The federal grant system has been an amazing success story for the United States. It’s an engine for technological advancement and it’s a partnership between the government and research labs. At a medical school, most scientists use federal funds to work on research that will benefit taxpayers. People may not realize how competitive it is to get federal research grants. In my field, the funded projects typically represent only 7 percent of the total projects deemed to be scientifically valuable. Only the very best, most promising projects are funded, which reflects that tax dollars are being used in a really impactful, targeted way to improve health care.

The reduction in federal research funding is potentially devastating. The entire U.S. biotech and pharmaceutical industry relies on training graduate students and postdoctoral researchers in academic labs. For example, all four people in my lab are ultimately interested in careers in drug development at biotech or pharmaceutical companies. They joined my lab because it provides them with an opportunity to collaborate with medicinal chemists, pharmacologists, and other labs and gain the experience they’ll need to succeed in industry. So beyond the effects on basic research — which are terrible — this will have a negative effect on the entire drug-development enterprise. The United States has been far ahead of any other country in biotech and pharma, and it’s because of the foundation of federal support to train scientists at research universities.

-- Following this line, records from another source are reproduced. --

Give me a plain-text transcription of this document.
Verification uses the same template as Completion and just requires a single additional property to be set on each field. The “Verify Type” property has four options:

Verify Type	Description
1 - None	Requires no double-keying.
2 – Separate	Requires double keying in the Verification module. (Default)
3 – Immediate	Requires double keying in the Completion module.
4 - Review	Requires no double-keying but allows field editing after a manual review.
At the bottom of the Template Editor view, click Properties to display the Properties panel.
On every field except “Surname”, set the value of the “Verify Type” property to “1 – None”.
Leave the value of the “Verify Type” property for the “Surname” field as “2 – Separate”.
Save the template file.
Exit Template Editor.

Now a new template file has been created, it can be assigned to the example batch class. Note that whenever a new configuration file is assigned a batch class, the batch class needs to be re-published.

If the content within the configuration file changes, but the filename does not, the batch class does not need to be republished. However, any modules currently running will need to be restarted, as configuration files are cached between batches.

I’m also concerned about the disruption of funding, because research takes a long time. The work in my lab is built on a large base of knowledge, and the techniques are highly specialized, so it is time-consuming to train new people. It’s no accident that academia has evolved so that people spend five years as PhD students and another four or five years as postdocs; that’s how long it takes to master the science. Most projects take years, so continuity is key. Having a five- or eight-year grant is phenomenally effective for making progress on research — and disrupting that continuity is a huge problem.

Bruce Bean is the Robert Winthrop Professor of Neurobiology in the Blavatnik Institute at HMS.